I'm not sure where the city is doing their research but Texas Local Government Code 171.002 states that ownership of "$15,000 or more of the fair market value of the business entity" constitutes substantial interest.

PEU Report/State of the Division said...

Thanks Jim for the clarification. As I found the information on the City's website, I thought it was city ordinance.

http://www.sanangelotexas.us/vertical/Sites/%7BBD27ED61-E710-4F56-8954-CC319F012B3D%7D/uploads/%7B7A26A2C0-E0A8-405F-A16A-DC0A9493BFD1%7D.PDF

I'll correct the body of the piece.

JWT (ConchoInfo Blogger) said...

There are additional conflict of interest requirements for Council Members (which includes the Mayor)in the City Charter. http://z2.franklinlegal.net/sanangelo-flp/DocViewer.jsp?z2collection=sanangelo&docid=1546#1546

The conflicts are primarily concerned with selling or providing service to the city. Past interpretations of this section of city charter lead me to believe that it probably doesn't apply to the current situation but I'm no lawyer.

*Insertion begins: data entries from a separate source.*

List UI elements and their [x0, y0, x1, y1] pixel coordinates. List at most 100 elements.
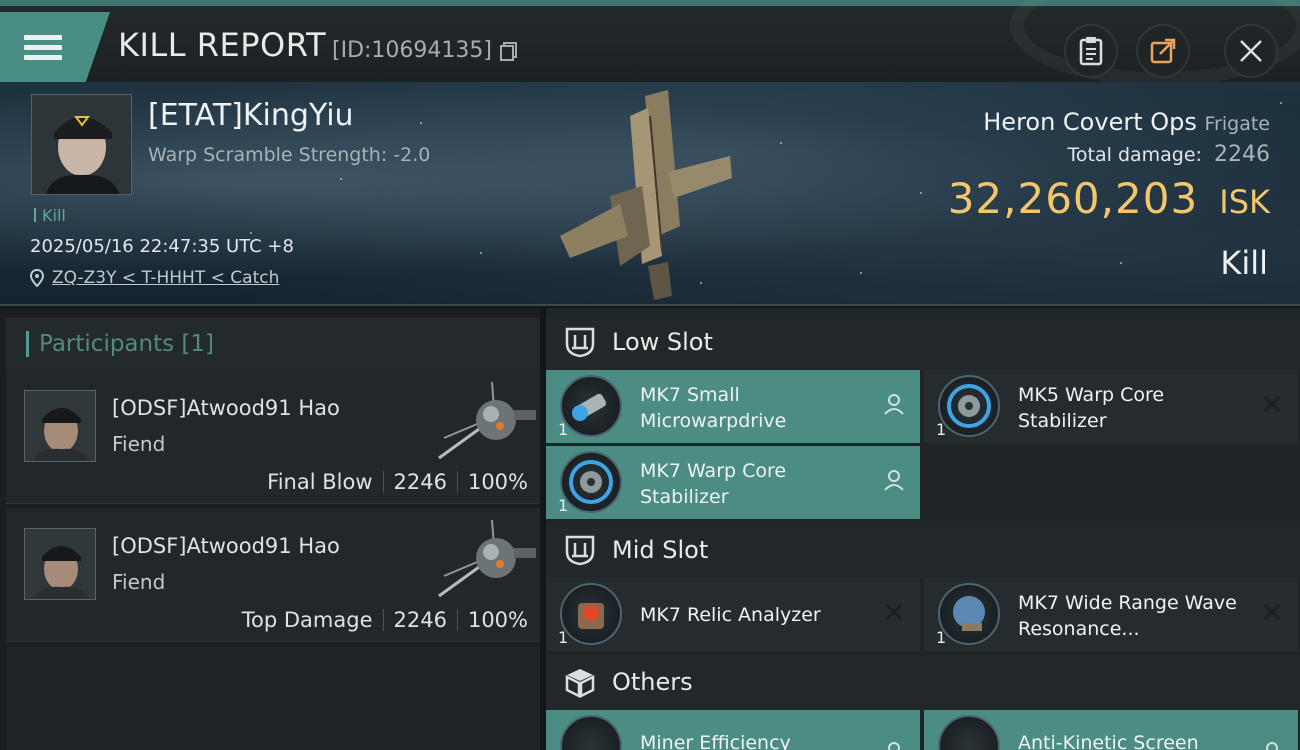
participant-damage: 2246: [393, 608, 447, 632]
module-quantity: 1: [558, 628, 569, 647]
participant-ship: Fiend: [112, 570, 166, 594]
module-item[interactable]: Miner Efficiency: [546, 710, 920, 750]
top-bar: KILL REPORT [ID:10694135]: [0, 0, 1300, 86]
relic-analyzer-icon: [560, 583, 622, 645]
module-name: MK7 Small Microwarpdrive: [640, 384, 787, 432]
participant-name: [ODSF]Atwood91 Hao: [112, 534, 340, 558]
participant-ship-image: [438, 519, 536, 598]
person-icon: [1266, 742, 1278, 750]
participant-damage: 2246: [393, 470, 447, 494]
kill-timestamp: 2025/05/16 22:47:35 UTC +8: [30, 236, 294, 257]
divider: [456, 609, 458, 631]
victim-portrait[interactable]: [31, 94, 132, 195]
module-name: MK7 Relic Analyzer: [640, 604, 821, 626]
participants-title: Participants [1]: [39, 331, 214, 357]
clipboard-icon: [1079, 37, 1103, 66]
divider: [456, 471, 458, 493]
module-item[interactable]: 1 MK7 Small Microwarpdrive: [546, 370, 920, 443]
module-item[interactable]: 1 MK5 Warp Core Stabilizer: [924, 370, 1298, 443]
person-icon: [888, 742, 900, 750]
isk-value: 32,260,203: [947, 174, 1199, 223]
module-item[interactable]: Anti-Kinetic Screen: [924, 710, 1298, 750]
participant-stats: Final Blow 2246 100%: [267, 470, 528, 494]
location-pin-icon: [30, 269, 44, 287]
total-damage-value: 2246: [1214, 142, 1270, 167]
total-damage-label: Total damage:: [1067, 144, 1202, 166]
divider: [382, 471, 384, 493]
person-icon: [884, 394, 904, 415]
mid-slot-header: Mid Slot: [546, 522, 1300, 578]
victim-ship-image[interactable]: [550, 86, 750, 302]
wave-resonance-icon: [938, 583, 1000, 645]
participant-row[interactable]: [ODSF]Atwood91 Hao Fiend Top Damage 2246…: [6, 508, 540, 642]
close-icon: [886, 604, 902, 620]
miner-efficiency-icon: [560, 715, 622, 750]
cube-icon: [565, 669, 595, 698]
participant-ship-image: [438, 381, 536, 460]
close-icon: [1264, 604, 1280, 620]
close-icon: [1240, 40, 1262, 62]
person-icon: [884, 470, 904, 491]
participants-header[interactable]: Participants [1]: [6, 318, 540, 370]
avatar: [24, 528, 96, 600]
module-item[interactable]: 1 MK7 Wide Range Wave Resonance...: [924, 578, 1298, 651]
menu-button[interactable]: [0, 12, 110, 82]
module-item[interactable]: 1 MK7 Relic Analyzer: [546, 578, 920, 651]
share-button[interactable]: [1136, 24, 1190, 78]
page-title: KILL REPORT: [118, 26, 327, 64]
victim-ship-name[interactable]: Heron Covert Ops Frigate: [983, 108, 1270, 136]
mid-slot-title: Mid Slot: [612, 536, 709, 564]
participant-name: [ODSF]Atwood91 Hao: [112, 396, 340, 420]
total-damage: Total damage: 2246: [1068, 142, 1270, 167]
participants-panel: Participants [1] [ODSF]Atwood91 Hao Fien…: [0, 308, 540, 750]
module-name: MK7 Wide Range Wave Resonance...: [1018, 592, 1237, 640]
low-slot-title: Low Slot: [612, 328, 713, 356]
header-accent: [26, 331, 29, 357]
location-link[interactable]: ZQ-Z3Y < T-HHHT < Catch: [52, 268, 279, 288]
module-quantity: 1: [558, 496, 569, 515]
participant-role: Top Damage: [241, 608, 373, 632]
participant-stats: Top Damage 2246 100%: [242, 608, 528, 632]
mid-slot-icon: [565, 535, 595, 566]
ship-class: Frigate: [1204, 113, 1270, 135]
hamburger-icon: [24, 30, 62, 65]
module-name: MK7 Warp Core Stabilizer: [640, 460, 787, 508]
module-item[interactable]: 1 MK7 Warp Core Stabilizer: [546, 446, 920, 519]
kill-outcome: Kill: [1220, 244, 1268, 282]
copy-icon[interactable]: [500, 42, 517, 61]
participant-role: Final Blow: [267, 470, 373, 494]
participant-ship: Fiend: [112, 432, 166, 456]
kill-location[interactable]: ZQ-Z3Y < T-HHHT < Catch: [30, 268, 279, 288]
isk-loss: 32,260,203 ISK: [948, 174, 1270, 223]
isk-unit: ISK: [1219, 183, 1270, 221]
warp-scramble-strength: Warp Scramble Strength: -2.0: [148, 144, 431, 166]
module-quantity: 1: [936, 420, 947, 439]
module-name: Anti-Kinetic Screen: [1018, 732, 1199, 750]
others-header: Others: [546, 654, 1300, 710]
participant-percent: 100%: [467, 470, 528, 494]
victim-banner: [ETAT]KingYiu Warp Scramble Strength: -2…: [0, 82, 1300, 306]
module-name: MK5 Warp Core Stabilizer: [1018, 384, 1165, 432]
module-quantity: 1: [936, 628, 947, 647]
participant-percent: 100%: [467, 608, 528, 632]
low-slot-header: Low Slot: [546, 314, 1300, 370]
microwarpdrive-icon: [560, 375, 622, 437]
participant-row[interactable]: [ODSF]Atwood91 Hao Fiend Final Blow 2246…: [6, 370, 540, 504]
module-quantity: 1: [558, 420, 569, 439]
anti-kinetic-screen-icon: [938, 715, 1000, 750]
low-slot-icon: [565, 327, 595, 358]
share-icon: [1150, 38, 1176, 64]
fitting-panel: Low Slot 1 MK7 Small Microwarpdrive 1 MK…: [546, 308, 1300, 750]
others-title: Others: [612, 668, 693, 696]
clipboard-button[interactable]: [1064, 24, 1118, 78]
kill-tag: Kill: [34, 206, 66, 225]
warp-core-stabilizer-icon: [938, 375, 1000, 437]
close-button[interactable]: [1224, 24, 1278, 78]
report-id: [ID:10694135]: [332, 38, 492, 63]
avatar: [24, 390, 96, 462]
pilot-portrait-image: [32, 95, 131, 194]
participants-empty-area: [6, 646, 540, 750]
close-icon: [1264, 396, 1280, 412]
victim-name[interactable]: [ETAT]KingYiu: [148, 98, 354, 133]
divider: [382, 609, 384, 631]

I don't know that city legal has actually looked at this. This being in City Charter means it can't be changed except by a charter election. This is stricter than the State laws, but that is allowed. Cities can be more restrictive than the state, not less.

PEU Report/State of the Division said...

Jim, I noted the City Charter in my piece:

http://stateofthedivision.blogspot.com/2012/01/curious-citizen-brigade-rides.html

It depends how profits are defined. It seems broader than taxable income used by the state. Mayor New could profit from his equity stake in MedHab in a number of ways.

The City Charter is where the Mayor faces scrutiny, now that Council eliminated the any holding restriction.

Mayor New told me he wanted to accomplish specific things while in office, Hickory water, downtown development.etc. The question is whether MedHab's incentive was one of those items, given New's connection prior to his election.

PEU Report/State of the Division said...

Jim, many thanks for your contributions and observations. Somehow I left that out of my last comment. My apologies!